İSTANBUL
Türk Sanayicileri ve İşadamları Derneği'nden (TÜSİAD) 15 Temmuz Demokrasi ve Milli Birlik Günü nedeniyle yapılan açıklamada, Türkiye Cumhuriyeti'nin bir yıl önce, 15 Temmuz akşamında alçakça bir darbe girişimine maruz kaldığı anımsatıldı.
"Darbe girişiminin hemen ardından uluslararası medyada yayınladığımız ilan metninde de ifade ettiğimiz üzere, demokrasiye müdahaleler ancak demokratik standartları yükselterek ve hukukun üstünlüğünü güçlendirerek önlenebilir." ifadesine yer verilen açıklamada, güvenlik ve özgürlüğün birbirini tamamlayan temel öncelikler olduğu aktarıldı.
Açıklamada, bu hain girişime karşı ilk anlardan itibaren toplum olarak çok önemli bir demokrasi sınavı verildiği kaydedilerek, Türk milletinin, Cumhurbaşkanı Recep Tayyip Erdoğan, parlamentonun, hükümetin, siyasi partilerin, STK'ların ve toplumun tüm kesimlerinin o gece demokrasiye sahip çıktığı bildirildi.
"Türkiye bir an önce olağan döneme geçmeli"
Darbe girişimine karşı kahramanca mücadele verirken yaşamını yitiren şehitlerin bir kez daha saygı ve minnetle anıldığı belirtilen açıklamada, şu değerlendirmelere yer verildi:
"Darbe girişiminin hemen ardından dünyanın önde gelen iş dünyası kurumlarının üyesi olarak muadil kuruluşlarımızı, dış temsilciliklerimizi, şirketlerimizin uluslararası ilişkilerini ve tüm küresel ilişkiler ağımızı kapsayan iletişim çalışmalarımızda, her zamanki temel mesajımızı vermeye özen gösterdik.

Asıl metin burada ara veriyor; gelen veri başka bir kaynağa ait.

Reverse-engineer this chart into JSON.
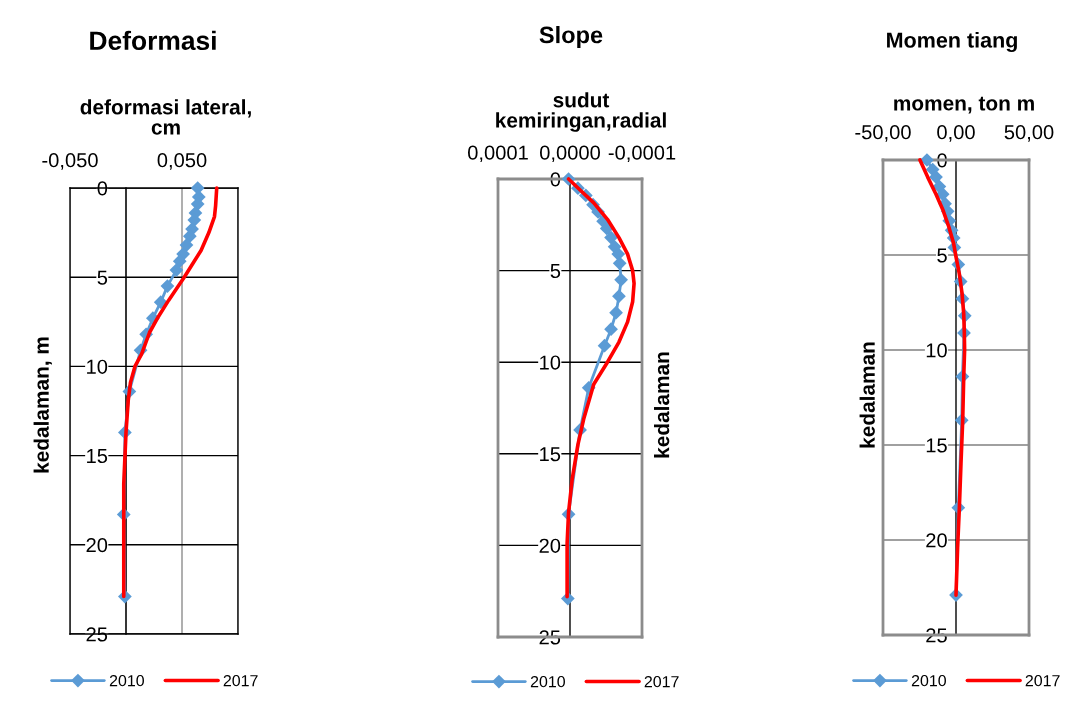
{
  "chart_data": [
    {
      "type": "line",
      "title": "Deformasi",
      "xlabel": "deformasi lateral,\ncm",
      "ylabel": "kedalaman, m",
      "xlim": [
        -0.05,
        0.1
      ],
      "xticks": [
        {
          "value": -0.05,
          "label": "-0,050"
        },
        {
          "value": 0,
          "label": null
        },
        {
          "value": 0.05,
          "label": "0,050"
        },
        {
          "value": 0.1,
          "label": null
        }
      ],
      "ylim": [
        25,
        0
      ],
      "yticks": [
        0,
        5,
        10,
        15,
        20,
        25
      ],
      "grid": true,
      "legend": "bottom",
      "series": [
        {
          "name": "2010",
          "color": "#5b9bd5",
          "marker": "diamond",
          "x": [
            0.064,
            0.065,
            0.064,
            0.062,
            0.061,
            0.059,
            0.057,
            0.054,
            0.051,
            0.048,
            0.045,
            0.037,
            0.031,
            0.024,
            0.018,
            0.013,
            0.003,
            -0.001,
            -0.002,
            -0.001
          ],
          "values": [
            0,
            0.5,
            0.9,
            1.4,
            1.8,
            2.3,
            2.7,
            3.2,
            3.7,
            4.1,
            4.6,
            5.5,
            6.4,
            7.3,
            8.2,
            9.1,
            11.4,
            13.7,
            18.3,
            22.9
          ]
        },
        {
          "name": "2017",
          "color": "#ff0000",
          "marker": "none",
          "x": [
            0.081,
            0.08,
            0.079,
            0.074,
            0.067,
            0.058,
            0.052,
            0.038,
            0.029,
            0.021,
            0.014,
            0.008,
            0.004,
            0.002,
            0.0,
            -0.002,
            -0.002,
            -0.002,
            -0.002
          ],
          "values": [
            0,
            1.0,
            1.6,
            2.5,
            3.5,
            4.4,
            5.0,
            6.3,
            7.2,
            8.1,
            9.3,
            10.0,
            10.9,
            11.9,
            13.7,
            16.6,
            18.4,
            20.3,
            22.9
          ]
        }
      ]
    },
    {
      "type": "line",
      "title": "Slope",
      "xlabel": "sudut\nkemiringan,radial",
      "ylabel": "kedalaman",
      "xlim": [
        0.0001,
        -0.0001
      ],
      "xticks": [
        {
          "value": 0.0001,
          "label": "0,0001"
        },
        {
          "value": 0,
          "label": "0,0000"
        },
        {
          "value": -0.0001,
          "label": "-0,0001"
        }
      ],
      "ylim": [
        25,
        0
      ],
      "yticks": [
        0,
        5,
        10,
        15,
        20,
        25
      ],
      "grid": "y",
      "legend": "bottom",
      "series": [
        {
          "name": "2010",
          "color": "#5b9bd5",
          "marker": "diamond",
          "x": [
            2e-06,
            -1.1e-05,
            -2.2e-05,
            -3.2e-05,
            -3.9e-05,
            -4.6e-05,
            -5.1e-05,
            -5.7e-05,
            -6.2e-05,
            -6.7e-05,
            -6.9e-05,
            -7.1e-05,
            -6.8e-05,
            -6.4e-05,
            -5.7e-05,
            -4.8e-05,
            -2.6e-05,
            -1.4e-05,
            2e-06,
            3e-06
          ],
          "values": [
            0,
            0.5,
            0.9,
            1.4,
            1.8,
            2.3,
            2.7,
            3.2,
            3.7,
            4.1,
            4.6,
            5.5,
            6.4,
            7.3,
            8.2,
            9.1,
            11.4,
            13.7,
            18.3,
            22.9
          ]
        },
        {
          "name": "2017",
          "color": "#ff0000",
          "marker": "none",
          "x": [
            2e-06,
            -1.4e-05,
            -3.3e-05,
            -5.2e-05,
            -6.8e-05,
            -8e-05,
            -8.7e-05,
            -8.9e-05,
            -8.7e-05,
            -8e-05,
            -6.8e-05,
            -5.2e-05,
            -3.3e-05,
            -1.9e-05,
            -1.1e-05,
            -3e-06,
            2e-06,
            4e-06,
            4e-06
          ],
          "values": [
            0,
            0.6,
            1.3,
            2.2,
            3.2,
            4.1,
            5.0,
            5.7,
            6.7,
            7.8,
            8.9,
            10.0,
            11.2,
            13.1,
            14.5,
            16.4,
            18.2,
            19.9,
            22.8
          ]
        }
      ]
    },
    {
      "type": "line",
      "title": "Momen tiang",
      "xlabel": "momen, ton m",
      "ylabel": "kedalaman",
      "xlim": [
        -50,
        50
      ],
      "xticks": [
        {
          "value": -50,
          "label": "-50,00"
        },
        {
          "value": 0,
          "label": "0,00"
        },
        {
          "value": 50,
          "label": "50,00"
        }
      ],
      "ylim": [
        25,
        0
      ],
      "yticks": [
        0,
        5,
        10,
        15,
        20,
        25
      ],
      "grid": "y",
      "legend": "bottom",
      "series": [
        {
          "name": "2010",
          "color": "#5b9bd5",
          "marker": "diamond",
          "x": [
            -19.9,
            -16.0,
            -13.7,
            -11.4,
            -9.1,
            -7.5,
            -5.7,
            -4.6,
            -3.0,
            -1.6,
            -1.1,
            1.6,
            3.2,
            4.4,
            6.0,
            5.5,
            4.4,
            3.9,
            1.6,
            0.0
          ],
          "values": [
            0,
            0.5,
            0.9,
            1.4,
            1.8,
            2.3,
            2.7,
            3.2,
            3.7,
            4.1,
            4.6,
            5.5,
            6.4,
            7.3,
            8.2,
            9.1,
            11.4,
            13.7,
            18.3,
            22.9
          ]
        },
        {
          "name": "2017",
          "color": "#ff0000",
          "marker": "none",
          "x": [
            -24.7,
            -19.4,
            -13.7,
            -9.1,
            -5.0,
            -1.6,
            0.0,
            2.3,
            4.1,
            5.3,
            5.7,
            5.9,
            5.3,
            4.6,
            3.4,
            2.3,
            1.1,
            0.0
          ],
          "values": [
            0,
            0.9,
            1.8,
            2.6,
            3.5,
            4.4,
            5.1,
            6.0,
            7.0,
            8.1,
            9.1,
            10.0,
            11.4,
            13.7,
            16.0,
            18.3,
            20.4,
            22.9
          ]
        }
      ]
    }
  ]
}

Türkiye'nin demokratik geleceğine inancımız tamdır.
Toplum olarak demokrasi için verdiğimiz mücadele önümüzdeki döneme de ışık tutmalıdır. Türkiye özgürlükler, adalet ve refah ülkesi olarak ancak toplumsal uzlaşma ve çoğulculuk içinde 15 Temmuz'un yarattığı sarsıntıyı geride bırakabilir. Darbe girişiminin arkasındaki karanlık emelleri engellemenin en etkili yolu Türkiye'nin bir an önce olağan bir döneme geçmesi ve milli menfaat konularımızı içeren reform gündemine yoğunlaşmasıdır."
TÜSİAD'ın güçlü Türkiye için öncelikleri
Yapılan açıklamada, "demokrasi ve milli birlik içinde güçlü bir Türkiye" için TÜSİAD'ın öncelikleri şöyle sıralandı:
"Erkler arasında denge ve denetime, güçlü parlamentoya, bağımsız ve tarafsız bir yargı sistemine dayalı çağdaş demokrasi düzeni, demokratik standartların ve küresel rekabetçiliğinin en etkin kaynaklarından biri olan AB sürecini kararlılıkla sürdürmek, başta eğitim, toplumsal cinsiyet eşitliği ve çalışma hayatı standartları olmak üzere tüm sosyal alanlarda çağdaş bir yaklaşımla ilerlemek, dijital dönüşümü gerçekleştirerek, sanayi devrimini tüm boyutlarıyla ele almak; bilim, teknoloji ve inovasyon yetkinliğini hızla geliştirmektir. Ülkemiz karşıtı siyasal örgütlenmelere ve FETÖ, PKK ve DAEŞ gibi tüm terör odaklarına karşı en etkili mücadele, bu alanlarda milli birlik ve toplumsal çoğulculuk anlayışı ile hareket etmektir."
Açıklamada, başta düşünce ve ifade özgürlüğü olmak üzere bireysel, kültürel, siyasal ve ekonomik alanlardaki özgürlüklerin erdem, gurur ve uluslararası etki kaynağı olduğu bir Türkiye'nin 21. yüzyılda hızla yükseleceği kaydedildi.